June 28, 2019
However, the GA report has several disadvantages.
1) If you want to analyze the new user’s behavior, it won’t be possible to avoid segments. However, segments can be used for a period of three months only, and this can be quite a limitation if you want to analyze more extended periods, e.g., one year or more.
2) The Navigation Summary report uses the pageview metric, and you can’t build the report using sessions or users. Nonetheless, session-based analysis can be more relevant, since the pageviews may include multiple clicks within one session (made by one user). Thus, the number of pageviews may be higher than the number of sessions, and there is no way of knowing it for sure in the Google Analytics interface.
3) You can't easily add a secondary dimension to the report. That means it’s comparatively hard to slice the data, if necessary.
Now, let’s look at how the next page visited can be extracted via BigQuery.

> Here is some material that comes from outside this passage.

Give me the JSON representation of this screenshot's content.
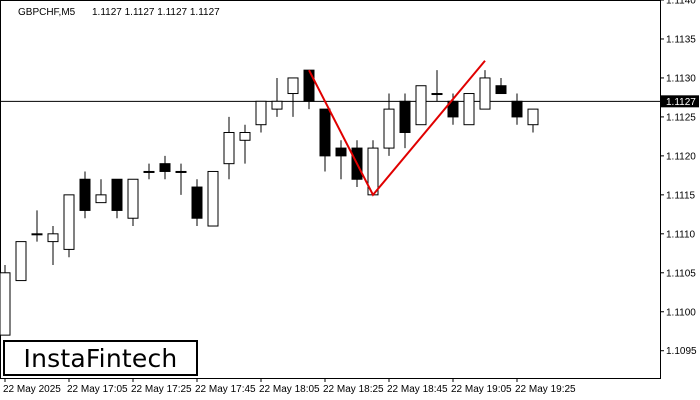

Update July 5, 2020: Standard SQL is used in the example below. If you need Legacy SQL implementation you can find it here.
SELECT
t.page_path,
t.second_page_path,
count(sessionId) AS total_sessions
FROM (SELECT
CONCAT(fullvisitorID, "-", visitId) AS sessionId,
hits.hitNumber,
visitNumber,
hits.page.pagePath AS page_path,
LEAD(hits.page.pagePath) OVER (PARTITION BY fullVisitorId, visitStartTime ORDER BY hits.hitNumber) AS second_page_path
FROM
`pro-tracker-id.ga_sessions_*`,
UNNEST(hits) AS hits
WHERE
_TABLE_SUFFIX BETWEEN "20190101" AND "20190601"
AND
hits.type="PAGE" AND
visitNumber = 1) t
WHERE
hitNumber=1 AND page_path = "/page/"
GROUP BY
t.page_path,
t.second_page_path
ORDER BY
total_sessions DESC
Here’s a short query overview.
1) First of all, in the subquery we create a Session ID, which is a combination of fullVisitorId and visitStartTime attributes: CONCAT(fullvisitorID, "-", visitId) AS sessionId
. This field will be used later to calculate the number of sessions for each next page visited.
2) The next important part is the LEAD function, which helps us to create the second_page_path field. LEAD is a powerful window function which returns the value of the next line in relation to the current one. With each window function, you should use the OVER expression, which can be combined with three optional components.
PARTITION BY – defines which attribute will be used to divide the data. In our case, we use fullVisitorId and visitStartTime.
ORDER BY – controls the order of rows in the subset. In the example above, we order the rows by the hits.hitNumber field.
WINDOW FRAME – defines which group of rows will be processed. It isn’t used in our subquery.
3) Please pay attention to the condition WHERE … visitNumber = 1
. This allows us to analyze the new users only.
4) In the top-level query, we select only those sessions where a particular page visit was the first hit, so that we can consider only those cases where a user has entered the website through that page (hitNumber=1
).
5) Finally, in the same top-level query, we count the number of sessions.
Thank you for your attention, and feel free to reuse the above query!